JAKARTA – Kamar Dagang dan Industri Indonesia (Kadin) menengarai peredaran beras plastic bukan semata persaingan dagang untuk meraup keuntungan. Tetapi terselip isu politik dan criminal dibelakangnya.
Wakil Ketua Umum Kadin Bidang Perdagangan, Distribusi dan Logistik, Natsir Mansyur mengatakan, kecurigaan ini muncul karena harga biji plastik di pasaran, pada kenyataannya lebih mahal ketimbang harga beras. “Biji plastik itu lebih mahal dua kali lipat dibandingkan beras. Kalau dicampur dan dijual lebih murah aneh,” kata Natsir di sela acara Rapat Kerja Nasional (Rakernas) dan Trade Invesement Forum di Jakarta, Senin (25/5).

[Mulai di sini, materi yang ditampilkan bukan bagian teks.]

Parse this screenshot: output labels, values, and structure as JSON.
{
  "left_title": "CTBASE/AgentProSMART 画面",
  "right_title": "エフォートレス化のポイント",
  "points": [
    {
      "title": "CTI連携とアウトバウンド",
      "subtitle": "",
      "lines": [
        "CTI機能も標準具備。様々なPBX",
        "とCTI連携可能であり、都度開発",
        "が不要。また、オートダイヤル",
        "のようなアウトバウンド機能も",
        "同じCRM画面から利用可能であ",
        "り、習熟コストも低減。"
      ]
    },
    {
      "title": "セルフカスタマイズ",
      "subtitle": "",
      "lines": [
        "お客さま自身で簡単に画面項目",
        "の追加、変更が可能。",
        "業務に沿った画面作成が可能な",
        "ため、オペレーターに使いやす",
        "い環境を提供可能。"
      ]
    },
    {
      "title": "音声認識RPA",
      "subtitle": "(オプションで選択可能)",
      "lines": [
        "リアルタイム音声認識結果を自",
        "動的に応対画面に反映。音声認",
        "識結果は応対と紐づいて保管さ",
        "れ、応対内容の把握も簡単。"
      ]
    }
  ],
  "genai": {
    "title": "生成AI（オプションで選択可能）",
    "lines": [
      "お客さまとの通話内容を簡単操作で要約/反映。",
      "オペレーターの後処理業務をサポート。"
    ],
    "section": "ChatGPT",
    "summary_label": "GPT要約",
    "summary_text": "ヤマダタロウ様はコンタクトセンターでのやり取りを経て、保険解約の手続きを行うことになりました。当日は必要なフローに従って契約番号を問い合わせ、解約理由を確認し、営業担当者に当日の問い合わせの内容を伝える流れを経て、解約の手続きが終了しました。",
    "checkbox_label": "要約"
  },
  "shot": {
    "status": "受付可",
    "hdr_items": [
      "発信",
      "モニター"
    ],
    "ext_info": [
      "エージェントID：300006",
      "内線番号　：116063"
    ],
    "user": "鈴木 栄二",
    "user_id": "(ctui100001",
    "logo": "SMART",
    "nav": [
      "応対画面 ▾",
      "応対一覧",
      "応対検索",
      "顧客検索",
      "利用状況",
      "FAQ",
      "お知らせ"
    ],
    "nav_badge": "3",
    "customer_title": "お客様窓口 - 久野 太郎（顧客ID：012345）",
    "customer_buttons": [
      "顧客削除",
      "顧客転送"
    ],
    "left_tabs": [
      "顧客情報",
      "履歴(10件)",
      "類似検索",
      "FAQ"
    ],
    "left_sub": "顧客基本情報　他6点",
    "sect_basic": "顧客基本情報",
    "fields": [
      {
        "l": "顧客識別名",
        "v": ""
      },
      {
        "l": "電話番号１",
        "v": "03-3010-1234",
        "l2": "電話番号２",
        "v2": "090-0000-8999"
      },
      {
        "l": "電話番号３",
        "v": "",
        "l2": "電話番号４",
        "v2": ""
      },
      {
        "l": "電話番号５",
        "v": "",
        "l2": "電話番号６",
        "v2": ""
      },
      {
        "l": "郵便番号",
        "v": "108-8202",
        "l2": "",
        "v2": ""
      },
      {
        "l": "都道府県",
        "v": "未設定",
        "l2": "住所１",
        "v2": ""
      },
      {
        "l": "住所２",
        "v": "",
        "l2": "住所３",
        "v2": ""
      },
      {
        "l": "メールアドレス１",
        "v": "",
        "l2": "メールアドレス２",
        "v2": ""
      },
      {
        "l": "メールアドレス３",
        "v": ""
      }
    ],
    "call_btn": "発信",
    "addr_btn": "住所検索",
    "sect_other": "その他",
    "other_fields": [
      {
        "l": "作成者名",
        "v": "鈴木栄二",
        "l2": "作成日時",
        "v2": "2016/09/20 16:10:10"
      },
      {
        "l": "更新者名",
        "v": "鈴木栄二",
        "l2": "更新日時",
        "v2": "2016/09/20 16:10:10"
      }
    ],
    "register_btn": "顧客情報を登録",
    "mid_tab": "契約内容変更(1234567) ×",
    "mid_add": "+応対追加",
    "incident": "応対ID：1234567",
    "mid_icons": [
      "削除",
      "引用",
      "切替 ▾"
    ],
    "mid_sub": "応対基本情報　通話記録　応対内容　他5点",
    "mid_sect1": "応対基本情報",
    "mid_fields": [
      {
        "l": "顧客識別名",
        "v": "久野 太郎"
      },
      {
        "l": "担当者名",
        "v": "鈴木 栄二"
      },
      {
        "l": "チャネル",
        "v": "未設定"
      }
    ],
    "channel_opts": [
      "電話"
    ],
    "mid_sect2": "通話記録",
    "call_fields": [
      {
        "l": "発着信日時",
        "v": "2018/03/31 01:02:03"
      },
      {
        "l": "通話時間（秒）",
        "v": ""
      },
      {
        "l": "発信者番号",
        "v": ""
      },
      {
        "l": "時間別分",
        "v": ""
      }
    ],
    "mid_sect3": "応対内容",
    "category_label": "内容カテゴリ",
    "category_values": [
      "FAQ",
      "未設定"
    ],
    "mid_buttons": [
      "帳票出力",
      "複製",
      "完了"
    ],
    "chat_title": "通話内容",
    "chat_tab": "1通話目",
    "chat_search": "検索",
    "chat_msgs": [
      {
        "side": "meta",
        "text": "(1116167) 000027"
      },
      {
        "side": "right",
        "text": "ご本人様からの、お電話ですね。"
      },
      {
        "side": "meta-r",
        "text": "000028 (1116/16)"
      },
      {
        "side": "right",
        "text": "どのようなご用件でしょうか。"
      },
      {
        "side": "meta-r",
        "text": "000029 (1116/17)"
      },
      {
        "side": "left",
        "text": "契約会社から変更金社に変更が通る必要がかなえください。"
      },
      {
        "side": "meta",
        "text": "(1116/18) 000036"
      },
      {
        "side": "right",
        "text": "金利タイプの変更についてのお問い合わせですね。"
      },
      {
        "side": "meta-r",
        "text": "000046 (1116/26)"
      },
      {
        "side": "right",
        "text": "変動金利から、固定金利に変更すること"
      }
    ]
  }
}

Berkaca dengan kenyataan inilah, Natsir berani memprediksi jika peredaran beras plastic bukan murni mencari keuntungan, tetapi ada unsur politik meski ini harus dibuktikan lebih lanjut.
“Ini bukan murni bukan bisnis. Saya kira ini pengalihan isu atau motif politik saja. Itu bukan motif dagang jadinya,” tegasnya.
Dia menilai, meski beras tersebut tidak murni motif ekonomi, tetap saja sudah memasuki ranah kriminal, karena membahayakan masyarakat. “Kalau begitu, baru motif dagang mencari keuntungan. Kalau di campur plastik itu sudah kriminal,” pungkasnya.
Kementrian Perdagangan (Kemendag) serta Badan Pengawas Obat dan Makanan (BPOM) berjanji akan mengungkapkan hasil uji laboratorium terkait beras plastic. Namun Direktur Jenderal Perdagangan Dalam Negeri Kemendag, Srie Agustina belum dapat memastikan kapan hasil uji klinis beras plastik dari BPOM dirilis ke publik.”Kami terus membahas bersama Kapolda Metro Jaya dan Kapolri terkait (beras plastik). Ini ada SMS-nya,” kata dia usai menghadiri Diskusi Pangan Kita di Cikini, Jakarta, Senin (25/5).
Saat ditanyakan apakah hasil uji lab beras plastik akan diumumkan hari ini mengingat molor dari jadwal pekan lalu, Srie tidak dapat memastikannya. “Kalau melihat itu, sepertinya ya (diumumkan),” ujar Srie.
Pemerintah, dia menegaskan, selalu berupaya mengamankan barang dan produk-produk makanan yang beredar di Indonesia terkait keamanan dan ketahanan pangan. “Bukan cuma pas ada kasus saja ditangani karena kami bersama Kementerian lain selalu mengawasi peredaran barang yang ada di sini. Pengawasan bisa dilakukan 3 unsur, yakni oleh pemerintah, Lembaga Swadaya Masyarakat (LSM) dan oleh konsumen sendiri,” kata Srie.
Sebelumnya Asosiasi Pedagang Pasar Seluruh Indonesia (APPSI) memandang positif penemuan beras plastik ini sebagai suatu hikmah membenahi tata niaga beras di Tanah Air. “Tapi ini adalah hikmah buat bangsa ini, tidak usah saling menyalahkan. Kasus beras plastik menyadarkan atau membangunkan pejabat yang selama ini tidur atau agak pingsan. Yang tidak suka sidak, jadi sidak,” tegas Sekretaris Jenderal (Sekjen) APPSI, Ngadiran.
Sekjen PDI Perjuangan Hasto Kristiyanto mewaspadai beredarnya beras plastik sebagai bagian dari sindikat impor beras. Untuk itu, pemberantasan beras ilegal harus menjadi momentum untuk memerangi para penyelundup. “PDIP mengajak semua pihak memerhatikan upaya mewujudkan kedaulatan pangan yang membuat petani Indonesia berproduksi dan merdeka di Tanah Airnya sendiri,” ujarnya.
Menurut Hasto, sudah saatnya politik pangan yang berpihak pada petani dikedepankan, termasuk memperbaiki sistem produksi pascapanen. “Bulog pun harus diperkuat agar bisa membeli gabah secara langsung dari petani, termasuk kerjasama dengan pemda,” kata Hasto.